Gold soared to new highs yesterday as it benefited from continued uncertainty over the pandemic and the prospect of a second wave. The precious metal is currently up 34 per cent year-on-year.

“Investors rally to gold in times of uncertainty. The reason for this is simple – gold is a safe haven asset that is able to maintain, and indeed increase, its value during volatile periods,” said Giles Coghlan, HYCM’s chief currency analyst.

The price of gold has been buoyed by expectations of more fiscal and monetary stimulus. The precious metal is also seen as a hedge against inflation and currency debasement.

“The fact that private banks are encouraging their clients to buy gold as a means of hedging against inflation and currency fluctuations shows that the market is not confident that we have witnessed the end of the coronavirus outbreak,” added Coghlan.

The FTSE 100 edged higher this morning on gold’s ascent to $2,000. The rise boosted many London-based miners including Polymetal International which rose 4.7 per cent, while Fresnillo climbed 4.3 per cent.

Read more: Centamin first-half profit jumps on strong gold prices

Weakness in the dollar, which fell to two-year lows, and falling US yields have encouraged investors to look to gold as a safe haven.
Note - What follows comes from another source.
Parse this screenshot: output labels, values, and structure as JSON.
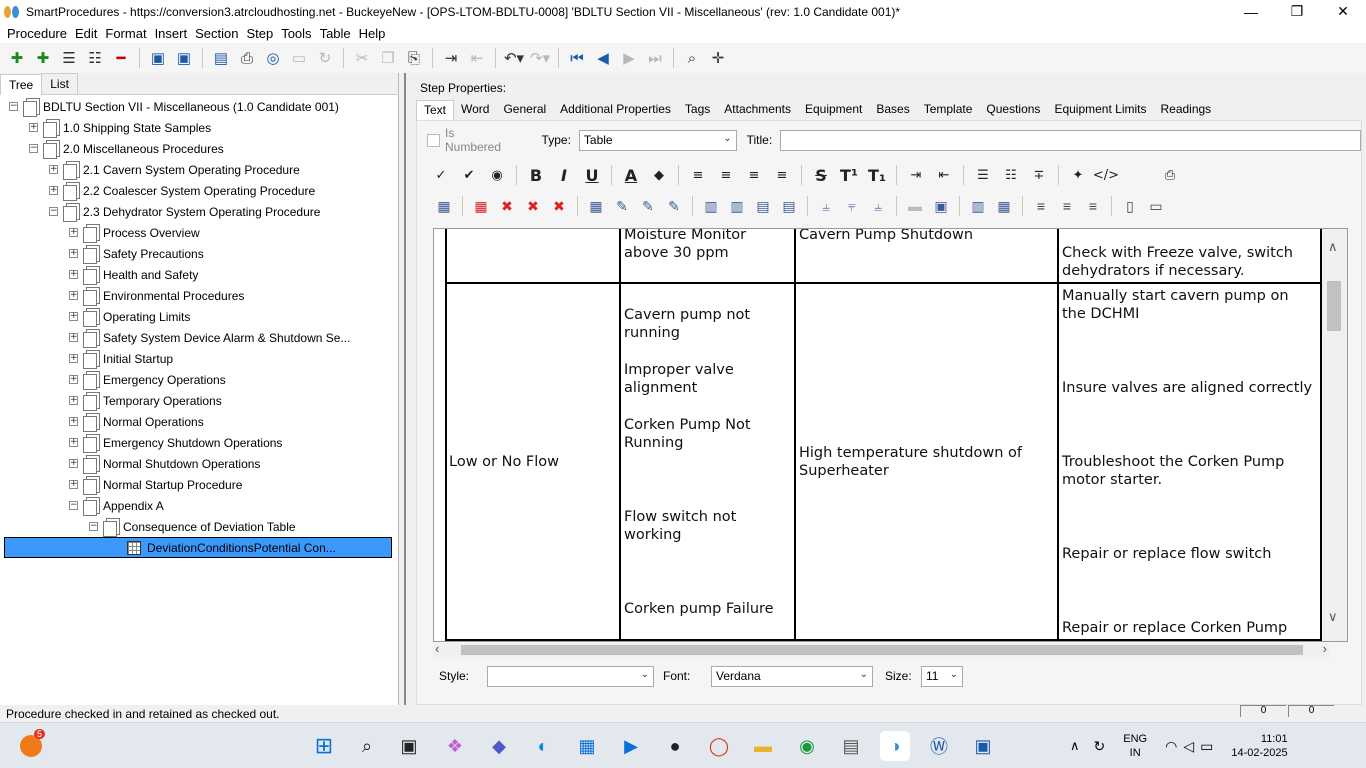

The five-year Treasury yield hit a record low on Tuesday and the benchmark 10-year yield fell to a five-month low at around 0.51 per cent.

“Gold’s status as a haven asset is in renewed focus, with some unease over whether markets have come too far too fast, deteriorating relations between the US and China and a potential second wave of the pandemic outside of the US giving investors some cause for concern,” said Richard Hunter, head of markets at Interactive Investor.